🤖 AI Summary
In high-dimensional linear regression with multi-source transfer learning, existing methods face challenges of negative transfer and the trade-off between information sharing and regularization. To address these issues, this paper proposes BLAST, a Bayesian adaptive transfer learning framework. Its core innovations include: (i) a coupled global-local shrinkage prior integrated with a Bayesian source selection mechanism, enabling adaptive source weighting, automatic elimination of irrelevant sources, and filtering of biased information; and (ii) Bayesian model averaging inference that jointly performs source selection and sparse regression, ensuring computational tractability while improving posterior accuracy and uncertainty quantification. Theoretical analysis and empirical evaluation on TCGA tumor mutational burden estimation demonstrate that BLAST significantly outperforms single-source regularized methods and state-of-the-art transfer learning baselines in both predictive performance and uncertainty calibration.
📝 Abstract
We introduce BLAST, Bayesian Linear regression with Adaptive Shrinkage for Transfer, a Bayesian multi-source transfer learning framework for high-dimensional linear regression. The proposed analytical framework leverages global-local shrinkage priors together with Bayesian source selection to balance information sharing and regularization. We show how Bayesian source selection allows for the extraction of the most useful data sources, while discounting biasing information that may lead to negative transfer.

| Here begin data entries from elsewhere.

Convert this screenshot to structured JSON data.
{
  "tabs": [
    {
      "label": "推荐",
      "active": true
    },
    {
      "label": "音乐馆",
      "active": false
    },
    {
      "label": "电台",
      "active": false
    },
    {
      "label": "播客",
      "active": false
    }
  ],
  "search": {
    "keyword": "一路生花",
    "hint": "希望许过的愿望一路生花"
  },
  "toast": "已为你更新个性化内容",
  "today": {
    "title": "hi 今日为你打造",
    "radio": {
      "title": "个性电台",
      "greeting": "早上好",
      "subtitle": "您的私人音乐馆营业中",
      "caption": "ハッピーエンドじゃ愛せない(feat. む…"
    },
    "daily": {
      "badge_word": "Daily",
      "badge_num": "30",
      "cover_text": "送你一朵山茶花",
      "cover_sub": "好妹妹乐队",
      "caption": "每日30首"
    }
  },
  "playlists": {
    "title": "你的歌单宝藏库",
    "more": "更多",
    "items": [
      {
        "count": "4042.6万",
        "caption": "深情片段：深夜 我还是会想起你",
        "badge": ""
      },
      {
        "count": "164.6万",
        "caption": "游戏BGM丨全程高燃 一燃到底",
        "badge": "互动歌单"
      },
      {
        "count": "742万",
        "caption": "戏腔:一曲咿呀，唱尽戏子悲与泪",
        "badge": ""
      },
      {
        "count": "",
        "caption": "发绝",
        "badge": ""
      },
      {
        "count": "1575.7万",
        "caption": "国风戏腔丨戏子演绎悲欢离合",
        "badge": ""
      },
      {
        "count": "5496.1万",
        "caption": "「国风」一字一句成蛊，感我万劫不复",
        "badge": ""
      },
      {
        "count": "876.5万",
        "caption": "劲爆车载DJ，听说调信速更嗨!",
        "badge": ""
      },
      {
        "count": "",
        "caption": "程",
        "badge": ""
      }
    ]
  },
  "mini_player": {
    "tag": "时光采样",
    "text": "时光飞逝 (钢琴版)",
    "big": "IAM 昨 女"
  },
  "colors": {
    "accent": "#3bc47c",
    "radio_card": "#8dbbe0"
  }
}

In this framework, both source selection and sparse regression are jointly accounted for in prediction and inference via Bayesian model averaging. The structure of our model admits efficient posterior simulation via a Gibbs sampling algorithm allowing full posterior inference for the target regression coefficients, making BLAST both computationally practical and inferentially straightforward. Our method achieves more accurate posterior inference for the target than regularization approaches based on target data alone, while offering competitive predictive performance and superior uncertainty quantification compared to current state-of-the-art transfer learning methods. We validate its effectiveness through extensive simulation studies and illustrate its analytical properties when applied to a case study on the estimation of tumor mutational burden from gene expression, using data from The Cancer Genome Atlas (TCGA).